Road maps guide treatment

With funding support from GlaxoSmithKline, a Diabetes Complications Consortium is now in place to promote awareness of the results of AACE’s report, and to help people with type 2 diabetes reduce their risk of complications. Members of the consortium include the Amputee Coalition of America, the National Kidney Foundation, the National Federation of the Blind, and Mended Hearts, Inc. (a support group for heart-disease patients and their families).

In addition, through its Web site, AACE is distributing diabetes road maps to guide clinicians toward evidence-based treatment of the disease. “It is really an approach to help the medical community achieve good glucose control, and what it suggests are what medications can be used at what point and at what combination,” Einhorn said.

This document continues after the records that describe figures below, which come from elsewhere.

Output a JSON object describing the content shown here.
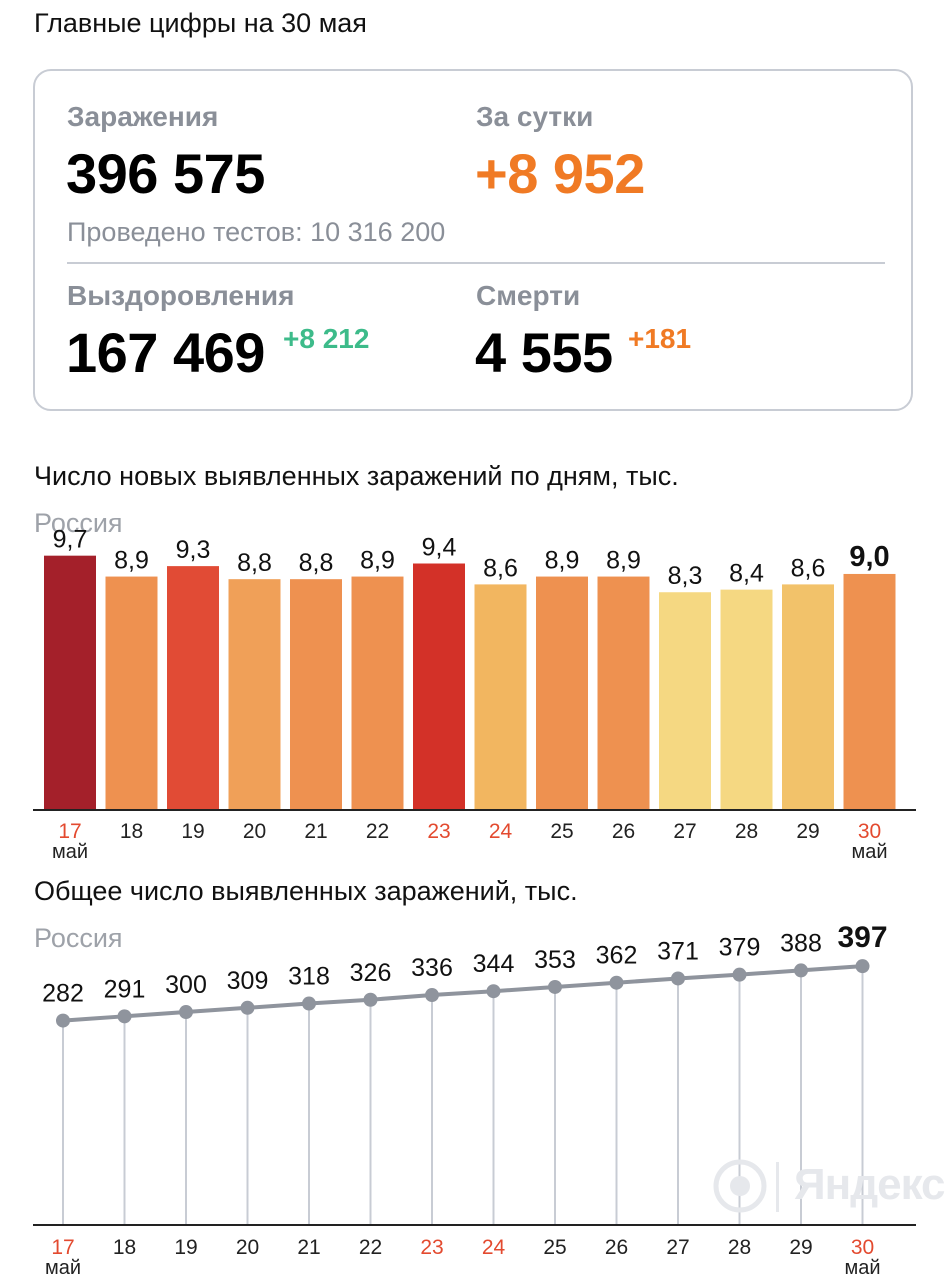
{
  "header": {
    "title": "Главные цифры на 30 мая"
  },
  "summary": {
    "infections": {
      "label": "Заражения",
      "value": "396 575"
    },
    "daily": {
      "label": "За сутки",
      "value": "+8 952"
    },
    "tests": "Проведено тестов: 10 316 200",
    "recoveries": {
      "label": "Выздоровления",
      "value": "167 469",
      "delta": "+8 212"
    },
    "deaths": {
      "label": "Смерти",
      "value": "4 555",
      "delta": "+181"
    }
  },
  "colors": {
    "orange_accent": "#f07a24",
    "green_accent": "#3dbb8a",
    "weekend_red": "#e34a2f"
  },
  "watermark": {
    "text": "Яндекс"
  },
  "chart_data": [
    {
      "type": "bar",
      "title": "Число новых выявленных заражений по дням, тыс.",
      "subtitle": "Россия",
      "categories": [
        "17",
        "18",
        "19",
        "20",
        "21",
        "22",
        "23",
        "24",
        "25",
        "26",
        "27",
        "28",
        "29",
        "30"
      ],
      "month_label": "май",
      "values": [
        9.7,
        8.9,
        9.3,
        8.8,
        8.8,
        8.9,
        9.4,
        8.6,
        8.9,
        8.9,
        8.3,
        8.4,
        8.6,
        9.0
      ],
      "value_labels": [
        "9,7",
        "8,9",
        "9,3",
        "8,8",
        "8,8",
        "8,9",
        "9,4",
        "8,6",
        "8,9",
        "8,9",
        "8,3",
        "8,4",
        "8,6",
        "9,0"
      ],
      "bar_colors": [
        "#a4202a",
        "#ee9150",
        "#e14b35",
        "#f0a058",
        "#ee9150",
        "#ee9150",
        "#d33128",
        "#f2b660",
        "#ee9150",
        "#ee9150",
        "#f5d882",
        "#f5d882",
        "#f2c26a",
        "#ee9150"
      ],
      "red_categories": [
        "17",
        "23",
        "24",
        "30"
      ],
      "ylim": [
        0,
        10.3
      ],
      "grid": false,
      "legend": "none"
    },
    {
      "type": "line",
      "title": "Общее число выявленных заражений, тыс.",
      "subtitle": "Россия",
      "categories": [
        "17",
        "18",
        "19",
        "20",
        "21",
        "22",
        "23",
        "24",
        "25",
        "26",
        "27",
        "28",
        "29",
        "30"
      ],
      "month_label": "май",
      "values": [
        282,
        291,
        300,
        309,
        318,
        326,
        336,
        344,
        353,
        362,
        371,
        379,
        388,
        397
      ],
      "red_categories": [
        "17",
        "23",
        "24",
        "30"
      ],
      "ylim": [
        -150,
        410
      ],
      "grid": false,
      "legend": "none"
    }
  ]
}
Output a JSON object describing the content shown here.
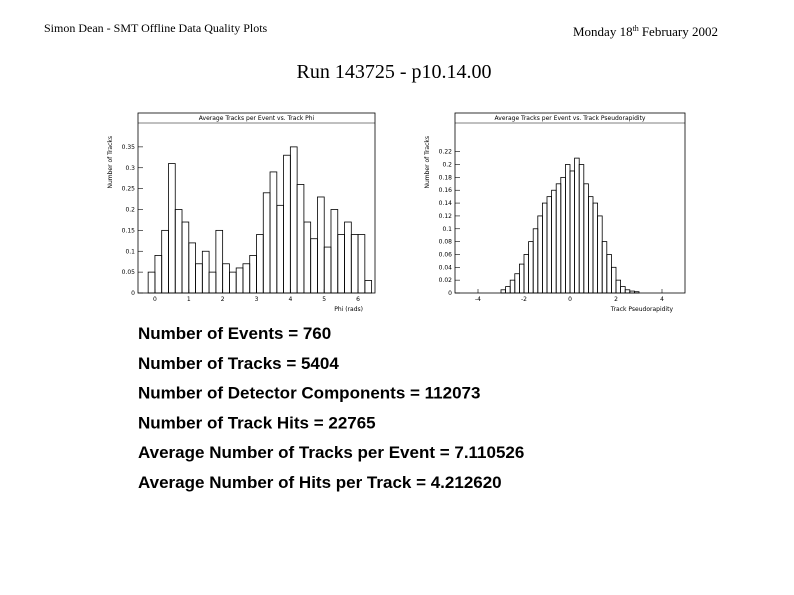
{
  "header": {
    "left": "Simon Dean - SMT Offline Data Quality Plots",
    "date": {
      "prefix": "Monday 18",
      "sup": "th",
      "suffix": "February 2002"
    },
    "title": "Run 143725 - p10.14.00"
  },
  "chart_data": [
    {
      "type": "histogram",
      "title": "Average Tracks per Event vs. Track Phi",
      "x_label": "Phi (rads)",
      "y_label": "Number of Tracks",
      "color": "#000000",
      "bins": [
        -0.2,
        0,
        0.2,
        0.4,
        0.6,
        0.8,
        1.0,
        1.2,
        1.4,
        1.6,
        1.8,
        2.0,
        2.2,
        2.4,
        2.6,
        2.8,
        3.0,
        3.2,
        3.4,
        3.6,
        3.8,
        4.0,
        4.2,
        4.4,
        4.6,
        4.8,
        5.0,
        5.2,
        5.4,
        5.6,
        5.8,
        6.0,
        6.2,
        6.4
      ],
      "values": [
        0.05,
        0.09,
        0.15,
        0.31,
        0.2,
        0.17,
        0.12,
        0.07,
        0.1,
        0.05,
        0.15,
        0.07,
        0.05,
        0.06,
        0.07,
        0.09,
        0.14,
        0.24,
        0.29,
        0.21,
        0.33,
        0.35,
        0.26,
        0.17,
        0.13,
        0.23,
        0.11,
        0.2,
        0.14,
        0.17,
        0.14,
        0.14,
        0.03
      ],
      "xlim": [
        -0.5,
        6.5
      ],
      "ylim": [
        0,
        0.4
      ],
      "xticks": [
        0,
        1,
        2,
        3,
        4,
        5,
        6
      ],
      "yticks": [
        0,
        0.05,
        0.1,
        0.15,
        0.2,
        0.25,
        0.3,
        0.35
      ]
    },
    {
      "type": "histogram",
      "title": "Average Tracks per Event vs. Track Pseudorapidity",
      "x_label": "Track Pseudorapidity",
      "y_label": "Number of Tracks",
      "color": "#000000",
      "bins": [
        -3.0,
        -2.8,
        -2.6,
        -2.4,
        -2.2,
        -2.0,
        -1.8,
        -1.6,
        -1.4,
        -1.2,
        -1.0,
        -0.8,
        -0.6,
        -0.4,
        -0.2,
        0,
        0.2,
        0.4,
        0.6,
        0.8,
        1.0,
        1.2,
        1.4,
        1.6,
        1.8,
        2.0,
        2.2,
        2.4,
        2.6,
        2.8,
        3.0
      ],
      "values": [
        0.005,
        0.01,
        0.02,
        0.03,
        0.045,
        0.06,
        0.08,
        0.1,
        0.12,
        0.14,
        0.15,
        0.16,
        0.17,
        0.18,
        0.2,
        0.19,
        0.21,
        0.2,
        0.17,
        0.15,
        0.14,
        0.12,
        0.08,
        0.06,
        0.04,
        0.02,
        0.01,
        0.005,
        0.003,
        0.002
      ],
      "xlim": [
        -5,
        5
      ],
      "ylim": [
        0,
        0.26
      ],
      "xticks": [
        -4,
        -2,
        0,
        2,
        4
      ],
      "yticks": [
        0,
        0.02,
        0.04,
        0.06,
        0.08,
        0.1,
        0.12,
        0.14,
        0.16,
        0.18,
        0.2,
        0.22
      ]
    }
  ],
  "stats": [
    "Number of Events = 760",
    "Number of Tracks = 5404",
    "Number of Detector Components = 112073",
    "Number of Track Hits = 22765",
    "Average Number of Tracks per Event = 7.110526",
    "Average Number of Hits per Track = 4.212620"
  ]
}
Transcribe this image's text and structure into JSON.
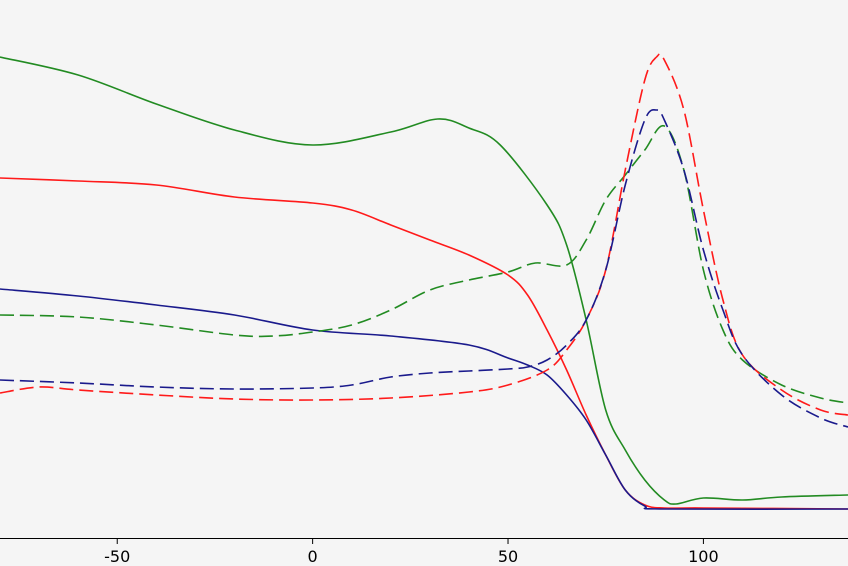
{
  "chart_data": {
    "type": "line",
    "xlim": [
      -80,
      137
    ],
    "ylim": [
      0,
      538
    ],
    "xticks": [
      -50,
      0,
      50,
      100
    ],
    "series": [
      {
        "color": "#228b22",
        "dashed": false,
        "x": [
          -80,
          -60,
          -40,
          -20,
          0,
          20,
          32,
          40,
          48,
          60,
          65,
          70,
          75,
          80,
          85,
          90,
          93,
          100,
          110,
          120,
          137
        ],
        "values": [
          481,
          463,
          434,
          408,
          393,
          406,
          419,
          410,
          393,
          333,
          293,
          218,
          128,
          88,
          58,
          38,
          34,
          40,
          38,
          41,
          43
        ]
      },
      {
        "color": "#ff1a1a",
        "dashed": false,
        "x": [
          -80,
          -60,
          -40,
          -20,
          0,
          10,
          20,
          30,
          40,
          50,
          55,
          60,
          65,
          70,
          75,
          80,
          85,
          90,
          100,
          137
        ],
        "values": [
          360,
          357,
          353,
          341,
          335,
          328,
          313,
          298,
          283,
          263,
          243,
          208,
          168,
          123,
          83,
          48,
          33,
          30,
          30,
          29
        ]
      },
      {
        "color": "#1a1a8c",
        "dashed": false,
        "x": [
          -80,
          -60,
          -40,
          -20,
          0,
          20,
          40,
          50,
          55,
          60,
          65,
          70,
          75,
          80,
          85,
          90,
          137
        ],
        "values": [
          249,
          242,
          233,
          223,
          208,
          202,
          193,
          180,
          173,
          163,
          143,
          118,
          83,
          48,
          32,
          29,
          29
        ]
      },
      {
        "color": "#228b22",
        "dashed": true,
        "x": [
          -80,
          -60,
          -40,
          -20,
          -10,
          0,
          10,
          20,
          30,
          40,
          50,
          57,
          65,
          70,
          75,
          80,
          85,
          90,
          95,
          100,
          105,
          110,
          120,
          130,
          137
        ],
        "values": [
          223,
          221,
          213,
          203,
          202,
          206,
          213,
          228,
          248,
          258,
          266,
          275,
          273,
          298,
          338,
          363,
          388,
          412,
          368,
          268,
          208,
          178,
          153,
          140,
          135
        ]
      },
      {
        "color": "#ff1a1a",
        "dashed": true,
        "x": [
          -80,
          -70,
          -60,
          -40,
          -20,
          0,
          20,
          40,
          50,
          60,
          65,
          70,
          75,
          80,
          85,
          88,
          90,
          95,
          100,
          105,
          110,
          120,
          130,
          137
        ],
        "values": [
          145,
          151,
          148,
          143,
          139,
          138,
          140,
          146,
          153,
          168,
          188,
          218,
          268,
          368,
          458,
          481,
          478,
          428,
          328,
          238,
          183,
          148,
          128,
          123
        ]
      },
      {
        "color": "#1a1a8c",
        "dashed": true,
        "x": [
          -80,
          -60,
          -40,
          -20,
          0,
          10,
          20,
          30,
          40,
          50,
          55,
          60,
          65,
          70,
          75,
          80,
          85,
          88,
          90,
          95,
          100,
          105,
          110,
          120,
          130,
          137
        ],
        "values": [
          158,
          155,
          151,
          149,
          150,
          153,
          161,
          165,
          167,
          169,
          171,
          178,
          193,
          218,
          268,
          353,
          418,
          428,
          418,
          368,
          288,
          228,
          183,
          143,
          120,
          111
        ]
      }
    ]
  }
}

As it stands now, clinicians are using the tools available to treat diabetes too late, and the evidence shows that what is needed is earlier and more aggressive intervention, he noted. In fact, AACE is mounting a separate effort aimed at intervening with people before they have even developed the disease.

“We hope to move the discussion to an earlier [stage] of the illness where it is much more treatable and much more manageable . . . You can’t choose to not deal with this. The only question is whether you deal with the diabetes up-front or, rather, you deal with it later on, as complications. And that is a message that I think has not been heard clearly enough,” Einhorn said.